The two principals of the new fund, Ganapathi and MacArthur, between them have four decades of dedicated short-selling experience. They are close to prominent investor and short seller Steve Eisman, known for his role shorting mortgage-backed securities as a portfolio manager at Front Point Partners in the leadup to 2008 in Michael Lewis’s “The Big Short.” MacArthur got to know Eisman when both were shorting for-profit education companies following the financial crisis.
Ganapathi called Eisman a “mentor” and said “I’ve been learning a lot from him.” She said she has known him since 2015.
Short selling is not for the faint-hearted. But “even though it can deliver substantial returns, the approach carries inherent risks that we believe investors deserve to understand clearly,” Ganapathi said.
The duo has developed “a set of critical guiding principles—our ‘golden rules’—that help us navigate the blind spots and land mines,” according to Ganapathi.
For example, “We don't short biotech or biopharma because we don't know who's bribing whom,” she said. “And we don't do private credit shorting because as much as it's tempting to jump on the bandwagon, you never know what goes on behind the scenes that we are not privy to.”
Ganapathi also has a Substack newsletter, The Unicus Investor, where she has written extensively about private credit. She does not offer short selling research on Substack because the research is sold exclusively to institutional investors.
The Unicus team also doesn’t short “cults,” she said.

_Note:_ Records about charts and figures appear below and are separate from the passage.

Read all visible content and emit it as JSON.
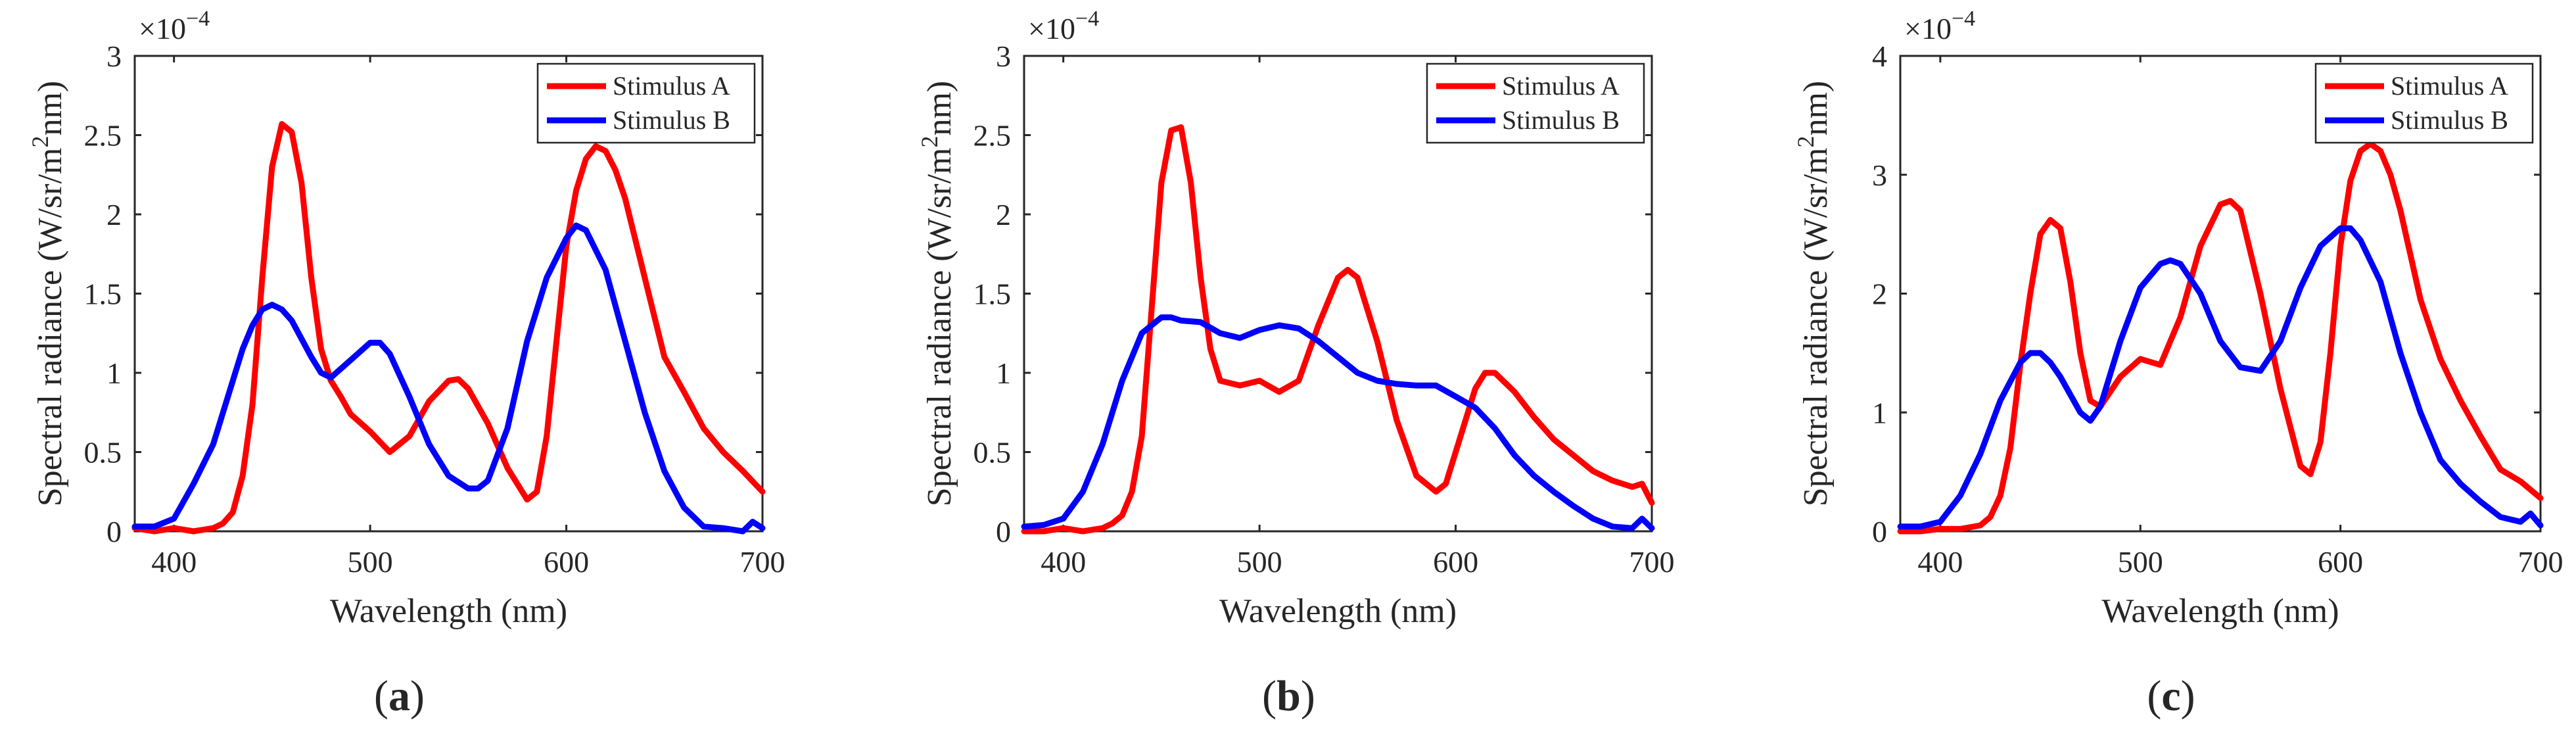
{
  "chart_data": [
    {
      "type": "line",
      "panel_label": "a",
      "xlabel": "Wavelength (nm)",
      "ylabel": "Spectral radiance (W/sr/m2nm)",
      "y_exponent": "×10−4",
      "xlim": [
        380,
        700
      ],
      "ylim": [
        0,
        3
      ],
      "xticks": [
        400,
        500,
        600,
        700
      ],
      "yticks": [
        0,
        0.5,
        1,
        1.5,
        2,
        2.5,
        3
      ],
      "ytick_labels": [
        "0",
        "0.5",
        "1",
        "1.5",
        "2",
        "2.5",
        "3"
      ],
      "legend_position": "top-right",
      "series": [
        {
          "name": "Stimulus A",
          "color": "#ff0000",
          "x": [
            380,
            390,
            400,
            410,
            420,
            425,
            430,
            435,
            440,
            445,
            450,
            455,
            460,
            465,
            470,
            475,
            480,
            485,
            490,
            500,
            510,
            520,
            530,
            540,
            545,
            550,
            560,
            570,
            580,
            585,
            590,
            595,
            600,
            605,
            610,
            615,
            620,
            625,
            630,
            640,
            650,
            660,
            670,
            680,
            690,
            700
          ],
          "y": [
            0.02,
            0.0,
            0.02,
            0.0,
            0.02,
            0.05,
            0.12,
            0.35,
            0.8,
            1.6,
            2.3,
            2.57,
            2.52,
            2.2,
            1.6,
            1.15,
            0.95,
            0.85,
            0.74,
            0.63,
            0.5,
            0.6,
            0.82,
            0.95,
            0.96,
            0.9,
            0.68,
            0.4,
            0.2,
            0.25,
            0.6,
            1.2,
            1.8,
            2.15,
            2.35,
            2.43,
            2.4,
            2.28,
            2.1,
            1.6,
            1.1,
            0.88,
            0.65,
            0.5,
            0.38,
            0.25
          ]
        },
        {
          "name": "Stimulus B",
          "color": "#0000ff",
          "x": [
            380,
            390,
            400,
            410,
            420,
            430,
            435,
            440,
            445,
            450,
            455,
            460,
            470,
            475,
            480,
            490,
            500,
            505,
            510,
            520,
            530,
            540,
            550,
            555,
            560,
            570,
            580,
            590,
            600,
            605,
            610,
            620,
            630,
            640,
            650,
            660,
            670,
            680,
            690,
            695,
            700
          ],
          "y": [
            0.03,
            0.03,
            0.08,
            0.3,
            0.55,
            0.95,
            1.15,
            1.3,
            1.4,
            1.43,
            1.4,
            1.33,
            1.1,
            1.0,
            0.97,
            1.08,
            1.19,
            1.19,
            1.12,
            0.85,
            0.55,
            0.35,
            0.27,
            0.27,
            0.32,
            0.65,
            1.2,
            1.6,
            1.85,
            1.93,
            1.9,
            1.65,
            1.2,
            0.75,
            0.38,
            0.15,
            0.03,
            0.02,
            0.0,
            0.06,
            0.02
          ]
        }
      ]
    },
    {
      "type": "line",
      "panel_label": "b",
      "xlabel": "Wavelength (nm)",
      "ylabel": "Spectral radiance (W/sr/m2nm)",
      "y_exponent": "×10−4",
      "xlim": [
        380,
        700
      ],
      "ylim": [
        0,
        3
      ],
      "xticks": [
        400,
        500,
        600,
        700
      ],
      "yticks": [
        0,
        0.5,
        1,
        1.5,
        2,
        2.5,
        3
      ],
      "ytick_labels": [
        "0",
        "0.5",
        "1",
        "1.5",
        "2",
        "2.5",
        "3"
      ],
      "legend_position": "top-right",
      "series": [
        {
          "name": "Stimulus A",
          "color": "#ff0000",
          "x": [
            380,
            390,
            400,
            410,
            420,
            425,
            430,
            435,
            440,
            445,
            450,
            455,
            460,
            465,
            470,
            475,
            480,
            490,
            500,
            510,
            520,
            530,
            540,
            545,
            550,
            560,
            570,
            580,
            590,
            595,
            600,
            610,
            615,
            620,
            630,
            640,
            650,
            660,
            670,
            680,
            690,
            695,
            700
          ],
          "y": [
            0.0,
            0.0,
            0.02,
            0.0,
            0.02,
            0.05,
            0.1,
            0.25,
            0.6,
            1.4,
            2.2,
            2.53,
            2.55,
            2.2,
            1.6,
            1.15,
            0.95,
            0.92,
            0.95,
            0.88,
            0.95,
            1.3,
            1.6,
            1.65,
            1.6,
            1.2,
            0.7,
            0.35,
            0.25,
            0.3,
            0.5,
            0.9,
            1.0,
            1.0,
            0.88,
            0.72,
            0.58,
            0.48,
            0.38,
            0.32,
            0.28,
            0.3,
            0.18
          ]
        },
        {
          "name": "Stimulus B",
          "color": "#0000ff",
          "x": [
            380,
            390,
            400,
            410,
            420,
            430,
            440,
            450,
            455,
            460,
            470,
            480,
            490,
            500,
            510,
            520,
            530,
            540,
            550,
            560,
            570,
            580,
            590,
            600,
            610,
            620,
            630,
            640,
            650,
            660,
            670,
            680,
            690,
            695,
            700
          ],
          "y": [
            0.03,
            0.04,
            0.08,
            0.25,
            0.55,
            0.95,
            1.25,
            1.35,
            1.35,
            1.33,
            1.32,
            1.25,
            1.22,
            1.27,
            1.3,
            1.28,
            1.2,
            1.1,
            1.0,
            0.95,
            0.93,
            0.92,
            0.92,
            0.85,
            0.78,
            0.65,
            0.48,
            0.35,
            0.25,
            0.16,
            0.08,
            0.03,
            0.02,
            0.08,
            0.02
          ]
        }
      ]
    },
    {
      "type": "line",
      "panel_label": "c",
      "xlabel": "Wavelength (nm)",
      "ylabel": "Spectral radiance (W/sr/m2nm)",
      "y_exponent": "×10−4",
      "xlim": [
        380,
        700
      ],
      "ylim": [
        0,
        4
      ],
      "xticks": [
        400,
        500,
        600,
        700
      ],
      "yticks": [
        0,
        1,
        2,
        3,
        4
      ],
      "ytick_labels": [
        "0",
        "1",
        "2",
        "3",
        "4"
      ],
      "legend_position": "top-right",
      "series": [
        {
          "name": "Stimulus A",
          "color": "#ff0000",
          "x": [
            380,
            390,
            400,
            410,
            420,
            425,
            430,
            435,
            440,
            445,
            450,
            455,
            460,
            465,
            470,
            475,
            480,
            490,
            500,
            510,
            520,
            530,
            540,
            545,
            550,
            560,
            570,
            580,
            585,
            590,
            595,
            600,
            605,
            610,
            615,
            620,
            625,
            630,
            640,
            650,
            660,
            670,
            680,
            690,
            700
          ],
          "y": [
            0.0,
            0.0,
            0.02,
            0.02,
            0.05,
            0.12,
            0.3,
            0.7,
            1.4,
            2.0,
            2.5,
            2.62,
            2.55,
            2.1,
            1.5,
            1.1,
            1.05,
            1.3,
            1.45,
            1.4,
            1.8,
            2.4,
            2.75,
            2.78,
            2.7,
            2.0,
            1.2,
            0.55,
            0.48,
            0.75,
            1.5,
            2.4,
            2.95,
            3.2,
            3.26,
            3.2,
            3.0,
            2.7,
            1.95,
            1.45,
            1.1,
            0.8,
            0.52,
            0.42,
            0.28
          ]
        },
        {
          "name": "Stimulus B",
          "color": "#0000ff",
          "x": [
            380,
            390,
            400,
            410,
            420,
            430,
            440,
            445,
            450,
            455,
            460,
            470,
            475,
            480,
            490,
            500,
            510,
            515,
            520,
            530,
            540,
            550,
            560,
            570,
            580,
            590,
            600,
            605,
            610,
            620,
            630,
            640,
            650,
            660,
            670,
            680,
            690,
            695,
            700
          ],
          "y": [
            0.04,
            0.04,
            0.08,
            0.3,
            0.65,
            1.1,
            1.42,
            1.5,
            1.5,
            1.42,
            1.3,
            1.0,
            0.93,
            1.05,
            1.6,
            2.05,
            2.25,
            2.28,
            2.25,
            2.0,
            1.6,
            1.38,
            1.35,
            1.6,
            2.05,
            2.4,
            2.55,
            2.55,
            2.45,
            2.1,
            1.5,
            1.0,
            0.6,
            0.4,
            0.25,
            0.12,
            0.08,
            0.15,
            0.05
          ]
        }
      ]
    }
  ]
}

Nor will the short-only fund engage in activist short selling, according to Ganapathi. “You say these things are wrong, and you make money off it,” she said. “The stock goes down and you cover. How is that positive? It's market manipulation and it just doesn't sit well with me.”
Ganapathi, the founder and CEO of Unicus Research, previously worked at Alternative Research Service, a Connecticut-registered investment adviser offering short selling ideas and was founded by MacArthur, who is now Unicus’ senior advisor and short selling strategist. He began his career in 1994 at an institutional broker-dealer, where he deployed a wide variety of short-selling strategies.
MacArthur founded the Alternative Research Service in 2005, which he closed in 2018. Throughout his career investigating and exposing fraudulent companies, MacArthur authored Online Education Fraud: The Diary of a Short Seller, a published account detailing his role in uncovering a major for-profit education fraud.